In search of some distraction, a beautiful release
From this hapless trauma. Hell on earth.
Memories seeping from my vein                                                                               20
Making me empty and weightless, in pain.
Flying, I wish, to meet the soothing angel;
With wings but heaviness in my soul
Weighing me down, truncating my whole.
Weightless and my wings clipped. Crestfallen.                                                   25
Lost in my reverie, in trance I can fly;
Waking up to meet my wings still clipped.
My utmost ordeal will be, not lost love or less;
Not austerity; not failure; not fears of endlessness.
At the end, my travails will guide me to God.                                                      30

A CURSE ON TRUST

Pushing to the edge of understandability
Results in no better thing safe incomprehensibility.
When I open up my heart to you to take a look
All secrets I made open for you like the Holy Book.
No secrets, no hidden meaning, all ambiguities
Explained to give no room for obscurity.
But now all efforts has gone to fruitlessness
For all you left in me is hollowness.

All the while, at every chance, a chance to divulge
The heartbreaking secrets that now in me bulge
Protruding in me like having within a bastard child.
Your secrets couldn’t have made me wilder in style.
Trusting, I will never again, for with you I lost
All that was left in me that could be called trust.
With every moment, my words in your ears I echoed
And repeatedly asking ‘Is there something I don’t know?’

In this poem I’ll inscribe your name for the world
To know who you are.
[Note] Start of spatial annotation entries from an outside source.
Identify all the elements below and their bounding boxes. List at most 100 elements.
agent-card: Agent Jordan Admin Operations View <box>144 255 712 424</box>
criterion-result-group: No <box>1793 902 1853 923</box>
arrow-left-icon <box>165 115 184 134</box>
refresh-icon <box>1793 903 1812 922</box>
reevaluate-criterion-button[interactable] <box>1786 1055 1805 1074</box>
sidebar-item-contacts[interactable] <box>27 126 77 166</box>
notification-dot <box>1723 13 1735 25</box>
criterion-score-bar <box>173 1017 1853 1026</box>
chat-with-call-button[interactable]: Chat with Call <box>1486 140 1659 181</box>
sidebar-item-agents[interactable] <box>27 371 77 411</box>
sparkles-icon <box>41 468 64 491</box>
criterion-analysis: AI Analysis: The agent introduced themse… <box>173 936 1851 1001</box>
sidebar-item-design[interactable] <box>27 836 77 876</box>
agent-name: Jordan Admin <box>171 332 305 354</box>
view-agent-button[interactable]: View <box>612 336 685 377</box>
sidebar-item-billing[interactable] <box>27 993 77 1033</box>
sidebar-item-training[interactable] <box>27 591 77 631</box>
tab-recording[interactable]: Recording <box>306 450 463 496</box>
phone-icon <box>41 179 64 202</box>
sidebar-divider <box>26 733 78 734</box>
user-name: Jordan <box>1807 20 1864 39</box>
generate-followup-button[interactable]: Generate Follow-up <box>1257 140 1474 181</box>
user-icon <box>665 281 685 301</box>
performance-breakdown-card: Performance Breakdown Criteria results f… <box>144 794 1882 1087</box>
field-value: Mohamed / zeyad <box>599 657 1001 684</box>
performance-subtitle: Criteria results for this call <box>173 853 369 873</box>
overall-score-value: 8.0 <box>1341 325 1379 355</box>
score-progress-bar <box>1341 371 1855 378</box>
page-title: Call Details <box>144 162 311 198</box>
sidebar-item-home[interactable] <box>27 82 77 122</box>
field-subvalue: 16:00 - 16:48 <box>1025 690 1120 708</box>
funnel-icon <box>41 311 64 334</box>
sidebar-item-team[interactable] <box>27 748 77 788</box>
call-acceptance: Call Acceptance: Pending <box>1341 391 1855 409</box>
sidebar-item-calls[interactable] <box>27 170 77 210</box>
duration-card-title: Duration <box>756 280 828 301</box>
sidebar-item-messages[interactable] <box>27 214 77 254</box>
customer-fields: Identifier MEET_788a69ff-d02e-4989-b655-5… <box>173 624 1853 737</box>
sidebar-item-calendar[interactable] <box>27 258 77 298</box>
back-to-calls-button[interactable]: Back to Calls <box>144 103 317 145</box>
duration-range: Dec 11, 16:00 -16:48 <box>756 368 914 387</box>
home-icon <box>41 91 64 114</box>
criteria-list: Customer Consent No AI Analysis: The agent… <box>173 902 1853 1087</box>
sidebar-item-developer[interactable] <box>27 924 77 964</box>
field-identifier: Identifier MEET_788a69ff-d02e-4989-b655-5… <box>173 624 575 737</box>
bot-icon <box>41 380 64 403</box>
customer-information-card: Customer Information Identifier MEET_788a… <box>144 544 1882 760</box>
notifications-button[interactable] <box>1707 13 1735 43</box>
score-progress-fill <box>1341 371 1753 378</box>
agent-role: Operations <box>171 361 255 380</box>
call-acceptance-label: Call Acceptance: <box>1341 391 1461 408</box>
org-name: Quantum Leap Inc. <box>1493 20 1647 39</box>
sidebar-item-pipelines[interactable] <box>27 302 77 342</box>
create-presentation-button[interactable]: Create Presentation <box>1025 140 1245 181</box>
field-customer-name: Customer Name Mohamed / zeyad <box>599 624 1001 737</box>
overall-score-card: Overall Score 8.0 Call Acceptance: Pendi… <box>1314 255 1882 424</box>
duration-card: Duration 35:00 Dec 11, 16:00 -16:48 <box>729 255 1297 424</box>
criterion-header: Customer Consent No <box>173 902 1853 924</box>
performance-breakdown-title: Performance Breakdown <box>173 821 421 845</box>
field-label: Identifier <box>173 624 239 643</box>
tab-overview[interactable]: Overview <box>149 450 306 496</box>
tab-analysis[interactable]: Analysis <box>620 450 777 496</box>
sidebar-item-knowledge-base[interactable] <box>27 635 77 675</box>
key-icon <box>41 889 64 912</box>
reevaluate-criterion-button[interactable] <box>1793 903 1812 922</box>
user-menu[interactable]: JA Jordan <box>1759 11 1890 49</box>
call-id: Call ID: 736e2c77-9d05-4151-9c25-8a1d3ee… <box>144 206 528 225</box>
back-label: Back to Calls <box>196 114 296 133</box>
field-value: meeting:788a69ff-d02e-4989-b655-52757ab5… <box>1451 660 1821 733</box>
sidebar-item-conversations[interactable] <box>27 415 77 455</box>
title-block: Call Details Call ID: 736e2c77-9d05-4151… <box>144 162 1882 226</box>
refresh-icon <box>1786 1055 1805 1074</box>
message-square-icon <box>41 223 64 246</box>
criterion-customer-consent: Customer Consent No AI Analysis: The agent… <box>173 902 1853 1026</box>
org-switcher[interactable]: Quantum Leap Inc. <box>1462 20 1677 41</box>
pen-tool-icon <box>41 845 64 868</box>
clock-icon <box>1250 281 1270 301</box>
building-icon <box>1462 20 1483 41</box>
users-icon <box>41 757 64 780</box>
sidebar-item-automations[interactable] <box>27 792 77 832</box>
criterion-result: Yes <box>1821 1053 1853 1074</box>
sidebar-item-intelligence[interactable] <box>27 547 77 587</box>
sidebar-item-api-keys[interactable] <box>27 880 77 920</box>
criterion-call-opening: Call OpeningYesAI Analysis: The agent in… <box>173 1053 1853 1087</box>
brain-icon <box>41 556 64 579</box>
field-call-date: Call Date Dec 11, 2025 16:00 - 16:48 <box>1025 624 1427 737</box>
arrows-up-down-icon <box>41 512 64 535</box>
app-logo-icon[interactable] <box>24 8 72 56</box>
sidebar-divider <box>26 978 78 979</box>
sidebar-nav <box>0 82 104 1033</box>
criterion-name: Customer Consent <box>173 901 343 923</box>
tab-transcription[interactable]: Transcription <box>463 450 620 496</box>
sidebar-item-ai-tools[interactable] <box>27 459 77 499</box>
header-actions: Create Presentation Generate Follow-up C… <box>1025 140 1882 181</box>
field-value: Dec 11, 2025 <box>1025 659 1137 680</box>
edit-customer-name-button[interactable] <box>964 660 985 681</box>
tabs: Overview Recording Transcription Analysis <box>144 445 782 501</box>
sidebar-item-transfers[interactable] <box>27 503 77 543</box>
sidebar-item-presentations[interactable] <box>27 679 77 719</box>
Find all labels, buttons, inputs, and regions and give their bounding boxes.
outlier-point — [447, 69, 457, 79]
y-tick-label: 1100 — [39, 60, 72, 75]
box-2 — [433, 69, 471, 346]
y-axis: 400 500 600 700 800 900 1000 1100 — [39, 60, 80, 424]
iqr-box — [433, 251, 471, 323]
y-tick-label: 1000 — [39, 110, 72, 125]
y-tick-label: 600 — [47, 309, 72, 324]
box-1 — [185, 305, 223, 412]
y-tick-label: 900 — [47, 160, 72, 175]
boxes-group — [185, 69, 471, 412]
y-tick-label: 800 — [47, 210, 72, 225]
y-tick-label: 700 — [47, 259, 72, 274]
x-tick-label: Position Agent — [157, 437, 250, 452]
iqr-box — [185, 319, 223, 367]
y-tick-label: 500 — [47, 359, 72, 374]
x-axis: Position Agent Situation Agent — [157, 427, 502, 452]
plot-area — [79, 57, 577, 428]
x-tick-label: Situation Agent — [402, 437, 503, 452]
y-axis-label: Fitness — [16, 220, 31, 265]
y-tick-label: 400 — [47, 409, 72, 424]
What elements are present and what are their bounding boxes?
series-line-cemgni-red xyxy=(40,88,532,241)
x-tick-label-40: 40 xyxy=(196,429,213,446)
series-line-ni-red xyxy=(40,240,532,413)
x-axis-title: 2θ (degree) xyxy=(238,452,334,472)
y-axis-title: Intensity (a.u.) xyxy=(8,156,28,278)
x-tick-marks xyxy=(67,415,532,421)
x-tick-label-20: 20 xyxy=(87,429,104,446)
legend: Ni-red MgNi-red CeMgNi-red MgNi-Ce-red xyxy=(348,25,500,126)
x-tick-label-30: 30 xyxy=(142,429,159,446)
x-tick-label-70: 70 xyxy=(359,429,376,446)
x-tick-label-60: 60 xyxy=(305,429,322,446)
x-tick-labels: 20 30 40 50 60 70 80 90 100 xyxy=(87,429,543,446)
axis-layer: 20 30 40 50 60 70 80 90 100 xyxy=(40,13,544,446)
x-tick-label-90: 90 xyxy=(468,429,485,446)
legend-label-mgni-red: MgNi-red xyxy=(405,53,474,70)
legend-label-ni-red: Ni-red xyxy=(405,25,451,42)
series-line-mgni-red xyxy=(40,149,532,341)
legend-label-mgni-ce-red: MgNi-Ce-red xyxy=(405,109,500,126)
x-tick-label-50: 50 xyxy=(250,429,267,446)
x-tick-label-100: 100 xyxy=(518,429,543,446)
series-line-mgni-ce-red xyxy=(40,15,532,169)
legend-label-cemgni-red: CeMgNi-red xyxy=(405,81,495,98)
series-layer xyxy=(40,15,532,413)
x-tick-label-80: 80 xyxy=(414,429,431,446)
So help me Lord.
Changing from villainy to innocency with a pass;
Haggardly you appear yet with strength unsurpassed.
In too deep your secrecy cuts my skin and leave
Zigzag traces of your cruelty. I trusted you, reveal,
Open my heart to you. Thinking in you lies fulfilment.
Marring my heart like your was built of cement.
At the end, my dear, nemesis ‘ll catch up and I’ll be
Here to do the last laugh and the world will join in.
Even with this, the love I have for you will be
Inscribe in my heart with gold and not just ink.